Lenders have been flooded by foreclosures over the past five years. Foreclosure is usually the worst result for everybody concerned — the homeowner, the lender, the community.
So lenders are trying to achieve short sales and auction sales of distressed properties.
When you buy a foreclosure at an auction, you are usually expected to pay the full price in cash and you usually do not have a chance to fully inspect the property you are buying.
Amy Hoak reports: When a home buyer looking for a place to live considers a foreclosure, they’re usually looking at those listed as “REO” or “bank-owned,” meaning that the lender has taken back the property and is now putting it up for sale. But REO sales have been shrinking.

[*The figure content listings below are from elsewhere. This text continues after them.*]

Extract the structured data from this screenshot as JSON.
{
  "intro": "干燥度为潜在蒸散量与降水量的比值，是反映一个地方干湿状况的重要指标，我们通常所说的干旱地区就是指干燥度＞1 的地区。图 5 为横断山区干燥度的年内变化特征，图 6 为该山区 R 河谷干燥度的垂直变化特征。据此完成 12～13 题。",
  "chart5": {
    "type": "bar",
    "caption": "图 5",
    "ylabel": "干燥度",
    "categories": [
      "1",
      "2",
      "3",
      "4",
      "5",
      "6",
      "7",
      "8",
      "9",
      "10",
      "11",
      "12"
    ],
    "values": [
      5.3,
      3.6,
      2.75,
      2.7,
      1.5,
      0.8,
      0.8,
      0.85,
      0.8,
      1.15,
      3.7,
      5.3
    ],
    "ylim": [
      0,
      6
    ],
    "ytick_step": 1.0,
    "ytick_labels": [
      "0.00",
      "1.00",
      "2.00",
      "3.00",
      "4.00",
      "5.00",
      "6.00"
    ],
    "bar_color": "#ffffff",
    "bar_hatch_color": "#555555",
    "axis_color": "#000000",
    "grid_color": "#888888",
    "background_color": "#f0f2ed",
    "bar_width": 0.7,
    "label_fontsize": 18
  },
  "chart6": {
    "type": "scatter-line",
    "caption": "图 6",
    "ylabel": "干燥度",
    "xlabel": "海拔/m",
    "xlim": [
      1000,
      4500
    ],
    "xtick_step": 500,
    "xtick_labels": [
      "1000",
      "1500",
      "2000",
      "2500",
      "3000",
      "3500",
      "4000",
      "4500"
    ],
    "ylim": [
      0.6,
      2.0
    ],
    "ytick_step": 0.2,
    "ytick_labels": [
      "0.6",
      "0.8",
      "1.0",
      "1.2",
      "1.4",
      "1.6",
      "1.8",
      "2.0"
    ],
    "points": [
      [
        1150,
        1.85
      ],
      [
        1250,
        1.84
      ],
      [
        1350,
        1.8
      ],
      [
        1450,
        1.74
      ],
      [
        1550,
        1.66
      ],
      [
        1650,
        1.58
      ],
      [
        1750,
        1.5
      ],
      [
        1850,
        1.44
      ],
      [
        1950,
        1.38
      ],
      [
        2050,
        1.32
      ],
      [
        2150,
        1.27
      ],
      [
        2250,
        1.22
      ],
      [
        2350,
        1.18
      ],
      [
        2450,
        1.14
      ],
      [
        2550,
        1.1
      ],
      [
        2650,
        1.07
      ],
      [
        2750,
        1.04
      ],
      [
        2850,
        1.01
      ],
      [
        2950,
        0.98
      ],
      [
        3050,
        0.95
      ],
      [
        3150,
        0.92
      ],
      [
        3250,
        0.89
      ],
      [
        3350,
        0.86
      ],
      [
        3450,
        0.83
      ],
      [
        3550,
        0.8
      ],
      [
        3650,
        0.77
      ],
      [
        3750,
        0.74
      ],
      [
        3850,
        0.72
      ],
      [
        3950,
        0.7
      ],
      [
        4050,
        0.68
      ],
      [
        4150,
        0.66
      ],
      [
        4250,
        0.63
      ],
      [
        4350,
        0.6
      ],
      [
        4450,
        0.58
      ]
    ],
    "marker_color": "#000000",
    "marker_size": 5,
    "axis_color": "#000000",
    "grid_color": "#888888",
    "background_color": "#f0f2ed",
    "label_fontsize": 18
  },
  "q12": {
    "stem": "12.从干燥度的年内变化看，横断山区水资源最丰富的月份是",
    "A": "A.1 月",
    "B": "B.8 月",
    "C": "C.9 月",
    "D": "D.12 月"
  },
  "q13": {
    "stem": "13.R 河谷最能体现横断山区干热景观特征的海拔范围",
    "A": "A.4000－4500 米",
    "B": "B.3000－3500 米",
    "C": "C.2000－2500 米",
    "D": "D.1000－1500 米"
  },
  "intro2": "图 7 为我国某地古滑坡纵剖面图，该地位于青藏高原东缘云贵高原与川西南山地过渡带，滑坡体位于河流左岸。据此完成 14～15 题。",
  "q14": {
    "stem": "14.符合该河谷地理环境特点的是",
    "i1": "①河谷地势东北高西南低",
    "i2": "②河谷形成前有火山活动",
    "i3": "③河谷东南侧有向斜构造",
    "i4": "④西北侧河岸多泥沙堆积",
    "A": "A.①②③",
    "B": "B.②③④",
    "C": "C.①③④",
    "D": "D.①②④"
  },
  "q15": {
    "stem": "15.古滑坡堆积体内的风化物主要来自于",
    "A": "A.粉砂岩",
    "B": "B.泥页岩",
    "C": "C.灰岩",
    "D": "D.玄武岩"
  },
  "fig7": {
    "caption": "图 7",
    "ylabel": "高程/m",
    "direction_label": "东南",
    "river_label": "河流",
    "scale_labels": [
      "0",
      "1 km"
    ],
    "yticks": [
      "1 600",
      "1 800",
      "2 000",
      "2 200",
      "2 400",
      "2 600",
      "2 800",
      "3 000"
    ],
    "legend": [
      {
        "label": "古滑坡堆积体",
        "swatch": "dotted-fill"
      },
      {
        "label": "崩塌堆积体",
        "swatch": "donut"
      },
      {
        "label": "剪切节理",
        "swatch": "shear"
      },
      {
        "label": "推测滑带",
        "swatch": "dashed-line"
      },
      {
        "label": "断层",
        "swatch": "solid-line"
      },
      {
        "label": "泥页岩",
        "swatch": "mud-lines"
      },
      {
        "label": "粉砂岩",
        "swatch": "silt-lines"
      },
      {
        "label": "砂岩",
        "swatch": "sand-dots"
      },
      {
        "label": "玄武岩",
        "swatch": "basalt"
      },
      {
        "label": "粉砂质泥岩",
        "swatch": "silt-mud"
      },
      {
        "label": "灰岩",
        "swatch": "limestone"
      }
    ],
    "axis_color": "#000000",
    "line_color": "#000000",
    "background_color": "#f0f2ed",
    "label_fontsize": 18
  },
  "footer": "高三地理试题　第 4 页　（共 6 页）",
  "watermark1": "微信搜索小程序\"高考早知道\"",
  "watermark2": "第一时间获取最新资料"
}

There are a couple of reasons.
First, more properties are selling at auction, typically the first opportunity the lender has to sell the property and where buyers are mostly investors. Buying a foreclosure at auction often requires full payment in cash, and the buyer often doesn’t get the chance to fully inspect the property before buying it–both turnoffs for a home buyer looking for a place to live.
“Anecdotally, we’re hearing from investors that the lenders are more aggressively pricing the opening bid at the auction to attract more bidders,” said Daren Blomquist, vice president of RealtyTrac, an online foreclosure marketplace. In a more typical market, the lender sets the opening bid at what they’re owed on the property, he said.